Imams Go To School

Imams Go To School

Movie Reviews: International Documentary Film Fest in Amsterdam

Greetings from the International Documentary Festival of Amsterdam (IDFA), the most important event of its kind in the world – although, given the subject matter of so many of its films, you might call it the Injustice Documentary Festival of Amsterdam. A case in point are the elections of 2009. Whatever happened to those images of Iranians celebrating in green scarves and t-shirts in the streets before the countrys last allegedly fixed elections of June of last year, and then running from the police who beat them bloody?

These pictures were taken on the cellphones and video cameras of much of the population that turned out in huge crowds to support Mir Hossein Mousavi, the last opposition candidate for president. Moussavi lost and, as we see, the clerics and the police won. Or did they? Should they be worrying?

In Ali Samadi Ahadis documentary, The Green Wave, this brief taste of freedom is a seismic shift in the population of Iran, were told by longtime observers of the countrys human rights crisis who saw a new possibility for freedom seize hold of the general population.

Ahadi tells that story from the perspective of the mostly young Iranians who took to the streets, or who took to the internet with messages that range from bliss at seeing likeminded people acting as if they lived in a democracy (however briefly), to mourning when they gather the dead left by the police in the streets. Not all the dead have been accounted for, were told. In case you havent guessed, the Imams who led the Iranian Revolution arent mourning them.

The Green Wave

The Green Wave

Can you make a grim cartoon show out of this ? Much of the film is animated, drawn from the descriptions of events that came in messages over the internet.

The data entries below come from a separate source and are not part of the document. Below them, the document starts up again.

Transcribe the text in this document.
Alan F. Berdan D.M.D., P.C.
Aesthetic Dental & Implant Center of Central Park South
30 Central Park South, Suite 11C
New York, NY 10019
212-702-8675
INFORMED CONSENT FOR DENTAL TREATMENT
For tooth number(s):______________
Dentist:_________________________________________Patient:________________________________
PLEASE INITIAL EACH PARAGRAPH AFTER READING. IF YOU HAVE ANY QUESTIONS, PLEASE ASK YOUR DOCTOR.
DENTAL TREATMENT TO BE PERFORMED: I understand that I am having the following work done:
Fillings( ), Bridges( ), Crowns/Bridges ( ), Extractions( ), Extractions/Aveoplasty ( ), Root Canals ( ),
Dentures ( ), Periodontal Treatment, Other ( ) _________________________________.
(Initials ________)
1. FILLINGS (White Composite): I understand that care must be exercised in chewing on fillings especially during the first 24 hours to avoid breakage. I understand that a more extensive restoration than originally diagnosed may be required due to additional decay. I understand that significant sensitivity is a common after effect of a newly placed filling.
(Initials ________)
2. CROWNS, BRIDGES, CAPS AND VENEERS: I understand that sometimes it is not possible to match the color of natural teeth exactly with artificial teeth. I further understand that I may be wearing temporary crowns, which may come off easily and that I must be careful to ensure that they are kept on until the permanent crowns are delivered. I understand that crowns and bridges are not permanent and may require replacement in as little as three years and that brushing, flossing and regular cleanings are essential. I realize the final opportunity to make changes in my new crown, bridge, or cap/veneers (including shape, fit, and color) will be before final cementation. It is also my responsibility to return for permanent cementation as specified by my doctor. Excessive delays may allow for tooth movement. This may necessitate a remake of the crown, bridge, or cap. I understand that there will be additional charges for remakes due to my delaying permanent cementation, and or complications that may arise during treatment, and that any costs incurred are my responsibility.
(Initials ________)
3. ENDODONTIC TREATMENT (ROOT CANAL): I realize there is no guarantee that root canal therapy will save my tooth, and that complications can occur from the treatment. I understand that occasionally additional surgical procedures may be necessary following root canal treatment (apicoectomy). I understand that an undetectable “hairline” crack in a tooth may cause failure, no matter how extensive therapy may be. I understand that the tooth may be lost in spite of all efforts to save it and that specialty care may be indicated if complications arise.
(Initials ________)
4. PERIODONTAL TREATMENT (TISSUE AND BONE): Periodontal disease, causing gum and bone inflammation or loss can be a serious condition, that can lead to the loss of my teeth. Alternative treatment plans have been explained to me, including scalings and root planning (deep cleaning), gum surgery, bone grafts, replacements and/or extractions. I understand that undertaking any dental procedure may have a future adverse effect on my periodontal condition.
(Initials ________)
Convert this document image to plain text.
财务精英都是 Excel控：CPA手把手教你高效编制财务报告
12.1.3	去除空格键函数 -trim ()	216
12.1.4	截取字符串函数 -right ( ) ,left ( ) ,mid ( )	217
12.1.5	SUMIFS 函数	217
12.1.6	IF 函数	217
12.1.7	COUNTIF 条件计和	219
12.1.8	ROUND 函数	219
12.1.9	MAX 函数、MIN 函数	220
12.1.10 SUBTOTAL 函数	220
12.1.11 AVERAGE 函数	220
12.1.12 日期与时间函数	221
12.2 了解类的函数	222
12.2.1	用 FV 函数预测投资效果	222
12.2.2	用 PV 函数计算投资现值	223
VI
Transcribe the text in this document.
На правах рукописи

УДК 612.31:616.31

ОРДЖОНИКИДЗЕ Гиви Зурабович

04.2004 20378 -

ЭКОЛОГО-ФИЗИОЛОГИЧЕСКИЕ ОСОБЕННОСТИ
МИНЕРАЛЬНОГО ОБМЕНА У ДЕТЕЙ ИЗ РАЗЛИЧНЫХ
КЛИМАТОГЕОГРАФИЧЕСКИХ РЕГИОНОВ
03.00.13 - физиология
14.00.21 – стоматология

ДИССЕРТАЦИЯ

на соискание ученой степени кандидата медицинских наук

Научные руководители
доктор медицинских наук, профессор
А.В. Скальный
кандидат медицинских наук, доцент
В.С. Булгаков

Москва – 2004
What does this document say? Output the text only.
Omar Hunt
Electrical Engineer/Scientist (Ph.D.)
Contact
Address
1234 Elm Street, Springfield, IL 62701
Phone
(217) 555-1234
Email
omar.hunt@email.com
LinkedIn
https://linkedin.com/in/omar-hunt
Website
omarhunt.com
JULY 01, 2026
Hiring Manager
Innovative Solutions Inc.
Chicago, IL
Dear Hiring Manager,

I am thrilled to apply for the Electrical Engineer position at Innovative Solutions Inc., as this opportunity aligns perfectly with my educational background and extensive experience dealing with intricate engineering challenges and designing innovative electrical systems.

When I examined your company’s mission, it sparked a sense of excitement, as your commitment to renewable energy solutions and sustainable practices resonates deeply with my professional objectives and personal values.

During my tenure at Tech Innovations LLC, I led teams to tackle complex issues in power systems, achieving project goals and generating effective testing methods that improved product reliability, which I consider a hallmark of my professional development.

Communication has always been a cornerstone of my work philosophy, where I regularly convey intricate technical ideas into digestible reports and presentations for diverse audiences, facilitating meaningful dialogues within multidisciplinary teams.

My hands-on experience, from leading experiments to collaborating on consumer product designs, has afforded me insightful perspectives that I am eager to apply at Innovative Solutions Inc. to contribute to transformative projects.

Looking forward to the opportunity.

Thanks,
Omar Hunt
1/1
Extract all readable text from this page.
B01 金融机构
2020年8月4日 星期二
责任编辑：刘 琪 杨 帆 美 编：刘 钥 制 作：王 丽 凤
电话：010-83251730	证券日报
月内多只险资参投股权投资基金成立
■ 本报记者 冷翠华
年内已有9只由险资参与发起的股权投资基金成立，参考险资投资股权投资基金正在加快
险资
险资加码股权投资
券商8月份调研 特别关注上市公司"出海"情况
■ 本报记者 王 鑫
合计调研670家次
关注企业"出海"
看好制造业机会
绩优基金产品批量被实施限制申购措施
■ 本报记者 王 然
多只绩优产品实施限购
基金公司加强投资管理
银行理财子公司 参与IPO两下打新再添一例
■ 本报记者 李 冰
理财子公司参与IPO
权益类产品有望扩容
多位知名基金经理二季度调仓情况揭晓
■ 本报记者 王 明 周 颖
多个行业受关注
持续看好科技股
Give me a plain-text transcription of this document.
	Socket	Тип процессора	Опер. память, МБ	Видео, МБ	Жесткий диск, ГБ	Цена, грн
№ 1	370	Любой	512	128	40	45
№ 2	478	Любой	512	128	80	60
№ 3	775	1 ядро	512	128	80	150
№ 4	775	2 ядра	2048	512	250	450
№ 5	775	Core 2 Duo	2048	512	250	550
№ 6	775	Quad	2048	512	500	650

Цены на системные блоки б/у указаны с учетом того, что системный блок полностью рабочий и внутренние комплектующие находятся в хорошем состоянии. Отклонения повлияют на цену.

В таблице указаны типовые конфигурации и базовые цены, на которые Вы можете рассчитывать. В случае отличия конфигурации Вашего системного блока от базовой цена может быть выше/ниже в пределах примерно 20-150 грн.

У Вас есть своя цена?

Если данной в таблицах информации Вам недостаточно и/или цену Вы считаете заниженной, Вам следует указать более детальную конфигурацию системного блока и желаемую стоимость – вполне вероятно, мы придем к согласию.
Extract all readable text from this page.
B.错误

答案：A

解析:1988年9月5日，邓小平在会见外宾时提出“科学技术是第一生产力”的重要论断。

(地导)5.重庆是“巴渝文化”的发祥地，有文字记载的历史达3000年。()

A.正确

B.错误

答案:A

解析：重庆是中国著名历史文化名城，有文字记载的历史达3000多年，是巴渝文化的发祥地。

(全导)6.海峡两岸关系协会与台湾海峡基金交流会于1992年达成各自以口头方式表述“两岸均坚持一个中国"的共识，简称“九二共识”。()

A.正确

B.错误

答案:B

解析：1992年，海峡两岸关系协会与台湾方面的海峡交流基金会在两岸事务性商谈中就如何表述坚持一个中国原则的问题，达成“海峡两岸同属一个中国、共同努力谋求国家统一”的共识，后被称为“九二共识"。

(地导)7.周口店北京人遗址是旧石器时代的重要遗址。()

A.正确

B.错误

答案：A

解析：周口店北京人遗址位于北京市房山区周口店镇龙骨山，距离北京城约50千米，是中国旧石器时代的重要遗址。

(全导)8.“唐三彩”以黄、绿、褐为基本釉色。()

Ahadi says he turned to animation because he needed images to accompany the text and voices that were sent out during the protests and the crackdown. Re-enacting the events from Germany, where hes lived since he and his brother fled during the Iran-Iraq War, was not an option, at least not a credible one. Seen alongside the moving pictures of the streets, the animation makes you feel the savagery of a regime that perceives its own people as a potential threat which becomes as real as crowds of hundreds of thousands can be. You hear and see members of the citizens militia as they recall beating demonstrators to death day after day. Demonstrators tell of torture in prison that sounds much worse than what the Iranian-American journalist Roxana Saberi described in her book about being imprisoned (and eventually freed) before the June 2009 events began. The book is Between Two Worlds: My Life and Captivity in Iran (HarperCollins).

The violence against its own citizens worked for the Tehran regime for the past year, but the government faces the troubling demographic fact that 70% of Iranians are under the age of 30.

You might remember that the Ayatollah Khomeini was living in France when he called for the overthrown of the Shah of Iran in the 1970s. France at the time was a lot more comfortable for the cleric than one of the shahs prisons.

Imams Go to School by Kaouther Ben Hania from France (see trailer above), takes us to a course conducted by the Institut Catholique in Paris, in which the imams who are pastors at mosques throughout France (and students at the Grand Mosque across town) learn the principals of the French Republic. Voltaire could have conceived of this droll situation. As part of this course, conducted under the auspices of such agencies as the Ministry of the Interior, which also runs the police forces, one of the teachers is a former police official. Its about assimilation of leaders of groups that might view themselves as outsiders.

A key principal in France is secularism, which bans the wearing of headscarves by Muslim teachers in schools. The University of Paris (which includes the Sorbonne) does not give courses on religion, so it fell to the colorful Olivier Bobineau of the Institut Catholique to teach this one as if he were performing onstage. Bobineau explains to his students that the once-dominant Catholic Church fought any obligation to be subject to French laws – it lost that battle in 1905 — and he warns the imams that they and their congregations are protected by laws that ban the privileging of any particular religion.

The students listen in silence. Most of them cant match Bobineau in rhetorical fervor, and they dont try. When it comes to talking to a TV crew that wants to film a story about the course, they wont say a word to the media whom they distrust. Nor do they say much as Kaouther Ben Hanias camera follows them walking in incomprehension past statues in the corridors of the Institut Catholique, or looking at murals in churches. So much for expanding the discussion among religious groups in France. But who said it wasnt a work in progress?